One sunny Friday afternoon, I went to Moshood’s house as usual to practice some special moves on PES before the rest of the gang got there and the door was locked. As I proceeded to open the lock with my key, the door opened and standing before me was a topless Bisi.


This broad had a plan!

I nefa esperrerrit. I mean, I wasn’t ready.


She had me like…

This bitch had the straightest face on and the following convo ensued.

Bisi: “Hey Larry, long time… Come in now.”

Me: “JESUS!”

Bisi: “What’s the matter?” She looked around looking innocent as fuck (even though she was gasconading in her mind).
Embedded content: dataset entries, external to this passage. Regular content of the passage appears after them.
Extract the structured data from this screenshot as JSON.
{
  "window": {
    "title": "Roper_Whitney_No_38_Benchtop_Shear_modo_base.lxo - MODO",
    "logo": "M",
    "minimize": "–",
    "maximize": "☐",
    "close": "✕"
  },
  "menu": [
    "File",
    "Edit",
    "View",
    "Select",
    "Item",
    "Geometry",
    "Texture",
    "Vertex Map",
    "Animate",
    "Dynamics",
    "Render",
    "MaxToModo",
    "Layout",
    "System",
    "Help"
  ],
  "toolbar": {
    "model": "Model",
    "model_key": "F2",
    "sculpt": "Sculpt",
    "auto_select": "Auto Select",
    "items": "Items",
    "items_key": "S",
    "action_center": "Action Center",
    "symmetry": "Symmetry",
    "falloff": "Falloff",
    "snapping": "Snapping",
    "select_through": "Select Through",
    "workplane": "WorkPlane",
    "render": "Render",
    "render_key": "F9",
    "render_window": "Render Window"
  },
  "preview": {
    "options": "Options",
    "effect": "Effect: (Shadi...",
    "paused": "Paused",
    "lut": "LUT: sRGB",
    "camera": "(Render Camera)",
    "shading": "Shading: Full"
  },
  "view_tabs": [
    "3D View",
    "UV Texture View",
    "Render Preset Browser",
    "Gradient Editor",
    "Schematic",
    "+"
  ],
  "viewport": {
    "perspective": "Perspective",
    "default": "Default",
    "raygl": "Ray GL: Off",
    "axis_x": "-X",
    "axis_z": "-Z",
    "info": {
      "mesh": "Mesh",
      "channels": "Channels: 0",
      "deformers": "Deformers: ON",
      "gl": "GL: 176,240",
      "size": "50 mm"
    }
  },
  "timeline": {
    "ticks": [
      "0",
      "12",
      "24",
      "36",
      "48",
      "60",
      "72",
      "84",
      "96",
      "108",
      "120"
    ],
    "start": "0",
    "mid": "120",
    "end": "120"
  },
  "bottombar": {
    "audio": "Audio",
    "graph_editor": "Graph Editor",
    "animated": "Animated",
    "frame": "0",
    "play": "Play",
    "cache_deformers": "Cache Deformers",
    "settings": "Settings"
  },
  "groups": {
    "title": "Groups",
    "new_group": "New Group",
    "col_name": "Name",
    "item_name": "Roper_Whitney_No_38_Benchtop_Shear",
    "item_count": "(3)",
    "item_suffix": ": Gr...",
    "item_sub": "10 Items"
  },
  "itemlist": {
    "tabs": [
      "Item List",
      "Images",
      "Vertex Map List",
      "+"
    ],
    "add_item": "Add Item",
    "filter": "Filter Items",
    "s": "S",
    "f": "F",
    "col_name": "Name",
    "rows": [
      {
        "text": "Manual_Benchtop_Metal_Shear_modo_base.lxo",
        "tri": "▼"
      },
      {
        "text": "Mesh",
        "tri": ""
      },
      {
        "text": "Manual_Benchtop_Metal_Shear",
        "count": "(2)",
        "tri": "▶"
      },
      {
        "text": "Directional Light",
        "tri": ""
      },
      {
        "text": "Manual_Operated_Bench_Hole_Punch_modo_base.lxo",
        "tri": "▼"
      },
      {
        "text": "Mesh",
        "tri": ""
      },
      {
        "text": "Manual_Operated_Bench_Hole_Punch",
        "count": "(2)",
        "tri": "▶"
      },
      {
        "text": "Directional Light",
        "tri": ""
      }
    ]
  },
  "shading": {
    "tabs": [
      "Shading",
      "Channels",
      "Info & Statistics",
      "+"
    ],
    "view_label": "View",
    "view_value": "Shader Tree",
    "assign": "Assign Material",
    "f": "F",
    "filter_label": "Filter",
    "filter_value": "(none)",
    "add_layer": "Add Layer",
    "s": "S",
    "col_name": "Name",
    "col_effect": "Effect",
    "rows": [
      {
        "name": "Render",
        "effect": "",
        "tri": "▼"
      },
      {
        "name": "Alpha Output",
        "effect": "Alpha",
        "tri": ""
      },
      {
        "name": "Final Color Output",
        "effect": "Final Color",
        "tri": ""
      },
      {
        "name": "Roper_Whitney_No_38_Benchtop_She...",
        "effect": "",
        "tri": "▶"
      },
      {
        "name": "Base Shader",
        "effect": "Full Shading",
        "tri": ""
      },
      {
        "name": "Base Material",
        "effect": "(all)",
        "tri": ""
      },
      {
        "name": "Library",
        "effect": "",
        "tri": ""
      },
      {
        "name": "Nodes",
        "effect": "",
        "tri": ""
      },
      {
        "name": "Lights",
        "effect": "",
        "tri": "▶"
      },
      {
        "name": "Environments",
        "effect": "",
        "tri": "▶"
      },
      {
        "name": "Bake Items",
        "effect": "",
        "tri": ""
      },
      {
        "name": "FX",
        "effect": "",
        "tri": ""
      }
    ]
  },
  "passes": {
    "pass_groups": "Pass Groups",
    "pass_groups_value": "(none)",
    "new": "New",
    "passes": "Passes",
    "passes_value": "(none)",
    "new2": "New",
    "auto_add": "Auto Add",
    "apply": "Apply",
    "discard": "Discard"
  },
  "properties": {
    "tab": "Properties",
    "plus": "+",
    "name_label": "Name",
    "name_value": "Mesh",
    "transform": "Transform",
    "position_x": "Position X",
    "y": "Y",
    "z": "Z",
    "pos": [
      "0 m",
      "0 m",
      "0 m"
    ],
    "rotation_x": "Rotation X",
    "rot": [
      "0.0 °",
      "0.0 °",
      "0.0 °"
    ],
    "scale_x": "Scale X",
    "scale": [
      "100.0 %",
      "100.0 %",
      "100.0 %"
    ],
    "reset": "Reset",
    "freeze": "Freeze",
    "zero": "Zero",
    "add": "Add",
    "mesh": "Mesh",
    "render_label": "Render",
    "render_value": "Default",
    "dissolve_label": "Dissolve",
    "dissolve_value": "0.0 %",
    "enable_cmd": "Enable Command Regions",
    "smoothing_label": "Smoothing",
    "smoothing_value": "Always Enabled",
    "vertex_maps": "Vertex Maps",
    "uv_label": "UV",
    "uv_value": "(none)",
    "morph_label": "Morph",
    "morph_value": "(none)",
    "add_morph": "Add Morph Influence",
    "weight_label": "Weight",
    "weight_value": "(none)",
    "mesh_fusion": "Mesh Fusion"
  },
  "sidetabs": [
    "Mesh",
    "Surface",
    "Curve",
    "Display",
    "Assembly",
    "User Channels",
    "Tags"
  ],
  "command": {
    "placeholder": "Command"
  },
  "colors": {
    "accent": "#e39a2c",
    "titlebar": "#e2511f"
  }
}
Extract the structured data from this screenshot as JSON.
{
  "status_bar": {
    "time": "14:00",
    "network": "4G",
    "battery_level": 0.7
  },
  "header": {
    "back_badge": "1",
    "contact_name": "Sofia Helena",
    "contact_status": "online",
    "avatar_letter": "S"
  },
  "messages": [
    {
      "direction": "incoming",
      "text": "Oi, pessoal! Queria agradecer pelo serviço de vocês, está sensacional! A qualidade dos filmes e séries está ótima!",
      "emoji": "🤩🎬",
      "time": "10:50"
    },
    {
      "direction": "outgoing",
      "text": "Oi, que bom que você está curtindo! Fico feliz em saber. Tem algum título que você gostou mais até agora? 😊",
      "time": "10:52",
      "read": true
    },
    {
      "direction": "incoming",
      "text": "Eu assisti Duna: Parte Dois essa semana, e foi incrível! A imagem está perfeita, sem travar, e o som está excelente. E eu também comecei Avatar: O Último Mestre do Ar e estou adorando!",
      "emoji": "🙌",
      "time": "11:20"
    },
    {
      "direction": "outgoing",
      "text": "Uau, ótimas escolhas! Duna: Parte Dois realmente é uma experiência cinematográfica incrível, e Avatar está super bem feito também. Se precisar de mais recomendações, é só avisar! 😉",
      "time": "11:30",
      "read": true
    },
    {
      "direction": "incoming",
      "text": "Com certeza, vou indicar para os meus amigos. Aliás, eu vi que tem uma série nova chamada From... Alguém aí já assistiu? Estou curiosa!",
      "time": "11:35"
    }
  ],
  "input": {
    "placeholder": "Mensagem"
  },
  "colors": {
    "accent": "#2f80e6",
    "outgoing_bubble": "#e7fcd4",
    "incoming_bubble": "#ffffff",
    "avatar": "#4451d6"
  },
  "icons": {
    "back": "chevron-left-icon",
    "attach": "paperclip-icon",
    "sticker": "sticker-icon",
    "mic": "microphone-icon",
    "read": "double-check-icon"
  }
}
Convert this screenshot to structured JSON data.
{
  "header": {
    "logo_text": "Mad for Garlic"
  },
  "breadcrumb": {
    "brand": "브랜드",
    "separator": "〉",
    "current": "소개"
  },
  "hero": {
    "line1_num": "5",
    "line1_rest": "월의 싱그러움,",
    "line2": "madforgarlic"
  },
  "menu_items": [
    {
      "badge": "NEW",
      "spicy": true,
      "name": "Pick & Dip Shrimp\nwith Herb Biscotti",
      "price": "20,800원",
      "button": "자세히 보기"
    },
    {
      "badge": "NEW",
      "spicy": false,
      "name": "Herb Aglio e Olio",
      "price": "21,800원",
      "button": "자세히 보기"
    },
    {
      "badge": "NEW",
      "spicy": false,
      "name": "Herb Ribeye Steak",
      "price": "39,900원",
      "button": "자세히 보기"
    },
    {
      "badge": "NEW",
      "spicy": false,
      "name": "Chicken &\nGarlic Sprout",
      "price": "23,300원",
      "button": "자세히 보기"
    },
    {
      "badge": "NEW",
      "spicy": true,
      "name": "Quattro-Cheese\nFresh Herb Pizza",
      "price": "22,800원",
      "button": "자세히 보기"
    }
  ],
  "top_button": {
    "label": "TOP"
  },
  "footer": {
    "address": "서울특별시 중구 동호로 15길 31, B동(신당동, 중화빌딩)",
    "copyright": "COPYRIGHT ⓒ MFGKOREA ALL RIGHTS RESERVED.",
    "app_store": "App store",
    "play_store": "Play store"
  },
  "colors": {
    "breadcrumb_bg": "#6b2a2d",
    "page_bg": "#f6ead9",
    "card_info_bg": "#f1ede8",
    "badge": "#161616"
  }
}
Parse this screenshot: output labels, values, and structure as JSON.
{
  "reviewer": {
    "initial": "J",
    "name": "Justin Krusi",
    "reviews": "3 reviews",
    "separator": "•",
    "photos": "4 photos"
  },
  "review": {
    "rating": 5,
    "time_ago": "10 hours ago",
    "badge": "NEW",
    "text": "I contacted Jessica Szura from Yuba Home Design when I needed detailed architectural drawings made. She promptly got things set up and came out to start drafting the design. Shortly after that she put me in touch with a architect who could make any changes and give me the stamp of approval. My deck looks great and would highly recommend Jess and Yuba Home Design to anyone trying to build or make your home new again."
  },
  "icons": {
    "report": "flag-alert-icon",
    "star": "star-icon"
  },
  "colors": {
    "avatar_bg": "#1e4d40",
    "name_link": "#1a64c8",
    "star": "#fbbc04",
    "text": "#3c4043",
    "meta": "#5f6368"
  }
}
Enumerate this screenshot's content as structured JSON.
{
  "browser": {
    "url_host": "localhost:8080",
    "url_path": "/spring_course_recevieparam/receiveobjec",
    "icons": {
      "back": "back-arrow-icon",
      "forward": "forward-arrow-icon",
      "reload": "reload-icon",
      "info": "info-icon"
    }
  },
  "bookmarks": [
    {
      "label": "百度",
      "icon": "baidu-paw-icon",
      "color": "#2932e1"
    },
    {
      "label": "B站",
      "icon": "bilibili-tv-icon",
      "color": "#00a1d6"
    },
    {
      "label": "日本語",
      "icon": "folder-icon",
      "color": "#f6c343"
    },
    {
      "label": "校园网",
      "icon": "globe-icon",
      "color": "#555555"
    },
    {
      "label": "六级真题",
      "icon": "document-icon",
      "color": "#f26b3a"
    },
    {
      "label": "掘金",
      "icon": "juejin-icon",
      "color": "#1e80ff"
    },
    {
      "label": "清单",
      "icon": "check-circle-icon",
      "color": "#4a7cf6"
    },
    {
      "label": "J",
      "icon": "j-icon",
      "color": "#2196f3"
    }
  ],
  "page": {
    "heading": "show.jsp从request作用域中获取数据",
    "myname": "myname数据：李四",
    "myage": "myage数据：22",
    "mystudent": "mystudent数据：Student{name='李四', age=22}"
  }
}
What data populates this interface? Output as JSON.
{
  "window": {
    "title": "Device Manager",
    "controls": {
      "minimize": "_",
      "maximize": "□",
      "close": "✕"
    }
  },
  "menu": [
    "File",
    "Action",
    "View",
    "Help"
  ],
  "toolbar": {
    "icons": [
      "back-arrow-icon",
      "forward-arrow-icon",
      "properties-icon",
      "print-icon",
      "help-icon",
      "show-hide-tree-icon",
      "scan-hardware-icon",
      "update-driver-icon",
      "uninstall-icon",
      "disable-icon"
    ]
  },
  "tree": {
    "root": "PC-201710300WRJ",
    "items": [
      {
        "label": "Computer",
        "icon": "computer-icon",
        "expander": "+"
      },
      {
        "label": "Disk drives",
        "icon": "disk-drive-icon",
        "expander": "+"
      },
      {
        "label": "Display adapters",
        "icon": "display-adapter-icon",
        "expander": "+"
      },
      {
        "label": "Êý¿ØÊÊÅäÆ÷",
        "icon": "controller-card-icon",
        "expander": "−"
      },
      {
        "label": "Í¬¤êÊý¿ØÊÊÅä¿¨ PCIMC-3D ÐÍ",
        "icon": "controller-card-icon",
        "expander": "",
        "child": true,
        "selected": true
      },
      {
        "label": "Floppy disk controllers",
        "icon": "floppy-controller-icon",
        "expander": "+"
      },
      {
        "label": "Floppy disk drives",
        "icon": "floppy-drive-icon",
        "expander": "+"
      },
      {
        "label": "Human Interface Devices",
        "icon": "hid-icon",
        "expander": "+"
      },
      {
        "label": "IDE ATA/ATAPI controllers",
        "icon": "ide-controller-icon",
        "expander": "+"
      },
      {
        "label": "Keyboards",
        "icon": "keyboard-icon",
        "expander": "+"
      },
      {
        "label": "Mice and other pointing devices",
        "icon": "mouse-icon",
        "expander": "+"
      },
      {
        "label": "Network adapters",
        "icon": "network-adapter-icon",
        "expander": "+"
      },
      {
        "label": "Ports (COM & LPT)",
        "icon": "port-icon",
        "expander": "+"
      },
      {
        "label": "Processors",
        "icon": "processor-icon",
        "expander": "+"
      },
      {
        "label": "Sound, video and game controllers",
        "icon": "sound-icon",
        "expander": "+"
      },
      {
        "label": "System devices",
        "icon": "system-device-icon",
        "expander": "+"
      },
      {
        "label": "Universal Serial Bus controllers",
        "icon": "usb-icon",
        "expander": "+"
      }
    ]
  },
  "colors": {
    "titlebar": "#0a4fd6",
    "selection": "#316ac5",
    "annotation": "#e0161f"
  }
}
Me: Whe, Whe, Whe… Whe, Where is Moshood?!

Bisi: “He’s in the bathroom. Come inside and wait for him now”.

I considered it, but the bro code said NO. So i told her I just came to say hi and took my leave, without as much as a backward glance. I heard her chuckle…

The moment I got outside the gate, I activated the Usain Bolt mode! I ran mudafuckas! I ran faster than the fucking roadrunner…

10 minutes later I was back at Moshood’s front door with Franky, Joey, Danny and Johnny. The moment she opened the door, topless again… My niggas whipped out their camera phones and started taking pictures. I mean, we didn’t need any invitations to enter the room as she ran into the kitchen and shut herself in.


Haha! Who’s laughing now beeeech?!

She eventually left the flat crying profusely with Moshood in tow, while the rest of us were playing PES.

We didn’t even send her!

That was the last of that relationship. The war was over and there was only one winner…

Gosh, I’m too mussh.

Larry Sushey.

NB: Turns out poor Bisi just wanted time to have sex/cuddle/do shit with her boyfriend but we were always there. Imagine? Why didn’t she just say? She lacked communication skills.

Like we would’ve minded watching them bang anyway… LOL!